#include<stdio.h>
int main(){
int a=10,b=3,c=2,d=4,result;
result = a+a*-b/c%d+c*d;
printf("%d",result);
}
How is this program giving 15 as the output.. I did not understand the logic behind the operation.. Can someone please tell me how calculation is done?

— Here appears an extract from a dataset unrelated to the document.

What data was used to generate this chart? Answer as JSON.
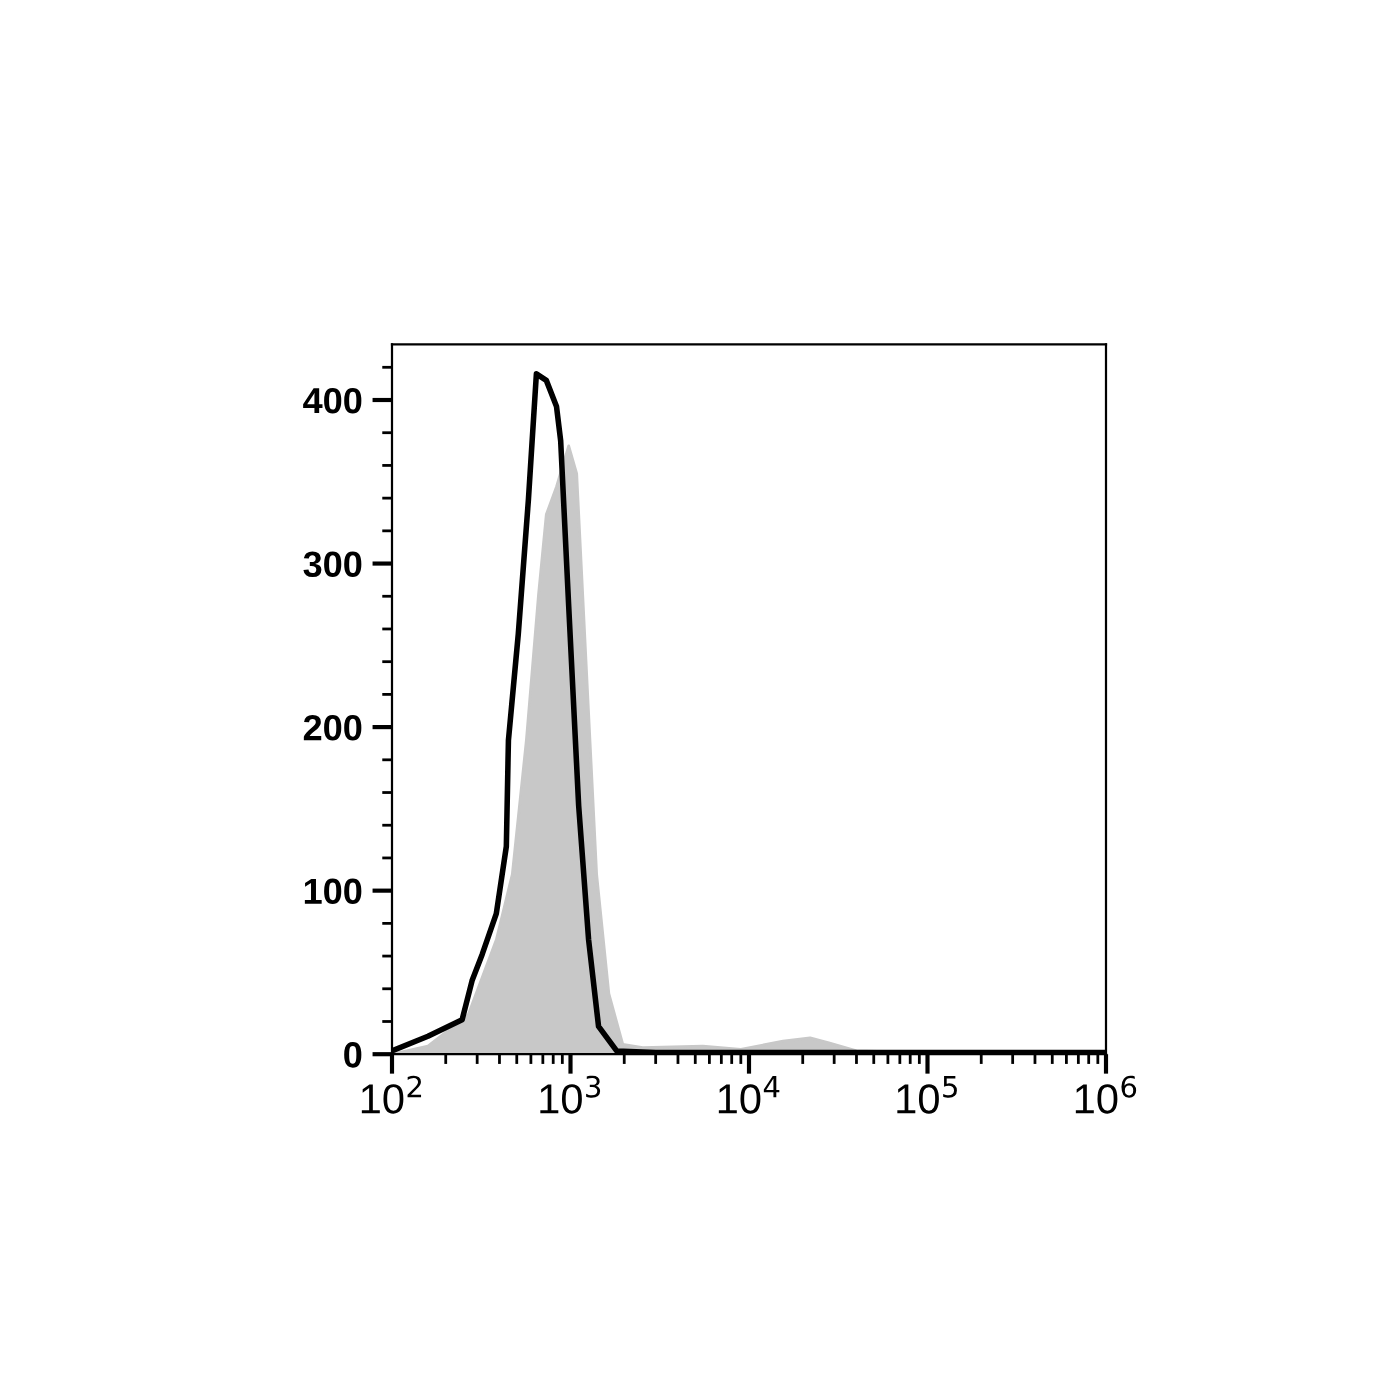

int a = 10, b = 3, c = 2, d = 4, result;
result=a+a*-b/c%d+c*d; // original line, with no spaces added
result = a + (a * (-b) / c % d) + (c * d);
result = 10 + (10 * -3 / 2 % 4) + (2 * 4);
result = 10 + (-30 / 2 % 4) + 8;
result = 10 + (-15 % 4) + 8;
result = 10 + (-3) + 8;
result = 15;
Note that the *, / and % operators have higher precedence than + and that those first three operators have equal precedence and left-to-right associativity. Note also that the unary minus operator (as in -b) has higher precedence than multiplication.

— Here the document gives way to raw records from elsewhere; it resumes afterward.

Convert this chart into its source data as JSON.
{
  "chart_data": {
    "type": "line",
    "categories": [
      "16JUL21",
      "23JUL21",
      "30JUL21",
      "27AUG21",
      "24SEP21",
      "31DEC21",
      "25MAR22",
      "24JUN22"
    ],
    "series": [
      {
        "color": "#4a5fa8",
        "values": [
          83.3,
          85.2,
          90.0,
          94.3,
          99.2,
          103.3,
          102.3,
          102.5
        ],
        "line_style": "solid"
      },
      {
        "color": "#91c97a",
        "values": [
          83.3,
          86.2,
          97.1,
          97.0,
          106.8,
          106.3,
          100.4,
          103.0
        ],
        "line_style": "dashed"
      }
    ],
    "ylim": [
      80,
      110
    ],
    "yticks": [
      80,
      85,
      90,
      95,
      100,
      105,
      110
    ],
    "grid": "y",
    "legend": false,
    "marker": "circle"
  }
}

So, adding parentheses to highlight the operators' bindings and order-of-evaluation, and a couple of lines to keep track of the intermediate results, we see the following:
#include<stdio.h>
int main(){
int a=10, b=3, c=2, d=4, result;
result = a + ( ( ( (a*(-b)) ) / c ) % d ) + (c*d);
// ^-30 ^-15 ^-3 ^ 8
// ^ a + -3 = 7 ^ 7 + 8 = 15
printf("%d",result);
}
The relevant code:
int a=10,b=3,c=2,d=4,result;
result=a+a*-b/c%d+c*d;
Now processing this as a compiler would, following the rules of operator precedence:
// Unary minus
result = 10 + 10 * (-3) / 2 % 4 + 2 * 4;
// Multiplication, division, and remainder, with left-to-right associativity.

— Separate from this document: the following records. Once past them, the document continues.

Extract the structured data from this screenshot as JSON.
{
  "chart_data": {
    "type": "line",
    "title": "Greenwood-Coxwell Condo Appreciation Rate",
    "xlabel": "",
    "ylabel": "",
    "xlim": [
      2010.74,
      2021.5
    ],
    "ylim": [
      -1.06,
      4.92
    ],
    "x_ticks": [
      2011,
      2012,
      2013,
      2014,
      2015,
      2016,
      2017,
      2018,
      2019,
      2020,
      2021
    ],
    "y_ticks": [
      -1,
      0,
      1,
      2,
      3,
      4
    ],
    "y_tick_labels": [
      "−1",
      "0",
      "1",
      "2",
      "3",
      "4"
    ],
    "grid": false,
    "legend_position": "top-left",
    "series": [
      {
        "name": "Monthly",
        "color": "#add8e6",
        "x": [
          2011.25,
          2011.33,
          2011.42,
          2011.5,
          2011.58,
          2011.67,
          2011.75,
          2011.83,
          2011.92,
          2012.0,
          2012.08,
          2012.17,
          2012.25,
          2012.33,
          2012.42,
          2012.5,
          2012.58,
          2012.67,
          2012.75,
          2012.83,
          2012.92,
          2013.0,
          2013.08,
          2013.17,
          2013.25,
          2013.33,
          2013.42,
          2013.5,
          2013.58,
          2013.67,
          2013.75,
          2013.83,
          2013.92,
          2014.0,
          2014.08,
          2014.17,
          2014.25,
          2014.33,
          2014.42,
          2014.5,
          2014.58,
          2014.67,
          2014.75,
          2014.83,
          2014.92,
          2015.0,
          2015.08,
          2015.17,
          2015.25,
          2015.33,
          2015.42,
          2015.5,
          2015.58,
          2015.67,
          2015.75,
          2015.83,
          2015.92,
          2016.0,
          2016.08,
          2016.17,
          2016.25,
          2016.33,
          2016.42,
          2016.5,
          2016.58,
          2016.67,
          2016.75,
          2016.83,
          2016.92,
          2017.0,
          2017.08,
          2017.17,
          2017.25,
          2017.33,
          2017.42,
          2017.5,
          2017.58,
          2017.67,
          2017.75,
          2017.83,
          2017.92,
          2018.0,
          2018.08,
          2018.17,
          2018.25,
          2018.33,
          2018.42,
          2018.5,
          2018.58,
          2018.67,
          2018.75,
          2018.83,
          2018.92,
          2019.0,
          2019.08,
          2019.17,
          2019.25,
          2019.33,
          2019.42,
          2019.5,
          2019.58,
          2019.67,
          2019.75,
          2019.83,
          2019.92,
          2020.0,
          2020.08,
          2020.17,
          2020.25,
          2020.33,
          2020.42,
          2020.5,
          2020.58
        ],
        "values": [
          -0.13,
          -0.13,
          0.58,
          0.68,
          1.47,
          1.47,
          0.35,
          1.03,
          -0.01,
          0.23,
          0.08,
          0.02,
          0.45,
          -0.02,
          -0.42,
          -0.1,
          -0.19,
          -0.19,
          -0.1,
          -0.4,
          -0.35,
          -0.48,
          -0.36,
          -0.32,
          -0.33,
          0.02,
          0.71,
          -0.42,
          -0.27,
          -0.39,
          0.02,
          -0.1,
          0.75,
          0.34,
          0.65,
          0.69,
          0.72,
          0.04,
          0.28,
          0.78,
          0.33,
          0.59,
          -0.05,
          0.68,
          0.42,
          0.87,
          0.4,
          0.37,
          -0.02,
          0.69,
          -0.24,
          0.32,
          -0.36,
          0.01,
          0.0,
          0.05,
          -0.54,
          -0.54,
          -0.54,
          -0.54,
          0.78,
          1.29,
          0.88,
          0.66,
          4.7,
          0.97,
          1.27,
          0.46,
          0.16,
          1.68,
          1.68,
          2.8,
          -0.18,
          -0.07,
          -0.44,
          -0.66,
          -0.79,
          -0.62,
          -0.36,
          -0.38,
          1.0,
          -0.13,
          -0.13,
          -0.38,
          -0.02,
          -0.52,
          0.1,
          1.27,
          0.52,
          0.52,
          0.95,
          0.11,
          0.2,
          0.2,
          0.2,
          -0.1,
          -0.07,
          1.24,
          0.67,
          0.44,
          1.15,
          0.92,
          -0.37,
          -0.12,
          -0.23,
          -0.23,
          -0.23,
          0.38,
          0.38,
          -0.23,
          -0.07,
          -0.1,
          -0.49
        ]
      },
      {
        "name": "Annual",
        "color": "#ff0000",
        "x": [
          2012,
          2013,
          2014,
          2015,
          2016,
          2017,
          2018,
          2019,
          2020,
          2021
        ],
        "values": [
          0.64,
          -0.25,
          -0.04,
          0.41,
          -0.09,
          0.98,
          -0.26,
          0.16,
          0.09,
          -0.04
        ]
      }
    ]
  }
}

result = 10 + (-30) / 2 % 4 + 8;
result = 10 + (-15) % 4 + 8;
result = 10 + (-3) + 8;
// Addition and subtraction, with left-to-right associativity.
result = 15;
Note that according to the C99 specification, a == (a / b) * b + a % b must hold for the remainder operation with a negative number.